☙ How Points, Presence, and Progression Work Within the Order ❧
“A knight is not measured by his volume, nor by his station—but by the quiet ledger of deeds performed, and the memory of them kept.”
There are no dukes in the Order.
No overlords. No entitled veterans.
We count not time spent, but acts made.
This is the esoterica of participation—a system deliberately transparent in its structure, but arcane in its beauty. Rooted not in points alone, but in memory, effort, and purpose.

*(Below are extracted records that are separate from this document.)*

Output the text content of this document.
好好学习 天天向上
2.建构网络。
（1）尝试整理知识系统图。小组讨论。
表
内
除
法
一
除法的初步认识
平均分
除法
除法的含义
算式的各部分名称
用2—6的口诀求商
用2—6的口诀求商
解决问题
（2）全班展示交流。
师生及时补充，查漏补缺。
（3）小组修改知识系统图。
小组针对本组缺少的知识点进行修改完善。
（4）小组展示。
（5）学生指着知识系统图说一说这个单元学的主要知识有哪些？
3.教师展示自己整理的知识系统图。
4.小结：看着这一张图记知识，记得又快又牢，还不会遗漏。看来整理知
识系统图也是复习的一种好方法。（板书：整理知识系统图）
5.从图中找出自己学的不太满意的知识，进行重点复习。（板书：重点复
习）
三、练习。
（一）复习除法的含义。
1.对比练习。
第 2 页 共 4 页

✠ A Fellowship Built on Deeds
Participation within the Order is tracked not for competition, but celebration. It exists to:
- Encourage all forms of engagement, from creative to conversational
- Ensure that invisible labor is remembered
- Give shape to a knight’s journey, not by rank but by rhythm
You need not be prolific. You need not be perfect.
You need only be present.
✠ The Structure of Points
All knightly participation is organized through the Four Commanderies:
- The Chancellery — administrative work and event stewardship
- The Collegium — artistic, literary, and cultural engagement
- The Black Chevron — action, service, and physical participation
- The Veiled Hand — strategic, social, and subtle contributions
Each activity earns you marks, recorded by scribes and tallied over time. These may include:
- Hosting or attending events
- Creating art or writing
- Participating in challenges
- Reviewing films or books
- Supporting others visibly or behind the scenes
The exact number is secondary. What matters is the pattern. The ritual. The remembrance.
✠ Ranks Earned by Fibonacci
Promotions within the Order follow a Fibonacci sequence—a symbolic progression rooted in nature, myth, and elegance. The gaps between each rank grow wider, not to frustrate, but to reward consistency and craft.
There are titles, yes—Initiate, Knight Aspirant, Knight Ordinary, Knight Commander, Preceptor—but none confer dominion. Only recognition.
You may even rise without knowing it. The Order notices.
✠ A Ledger, Not a Ladder
This is not a race.
There is no summit.
Your service may be loud, or it may be quiet.
It may be monthly, or seasonal, or rare but radiant.
But when you take up your chevron—when you give your time, your mind, your kindness, your effort—the Order remembers.
We are building something together.
And in that building, every stone matters.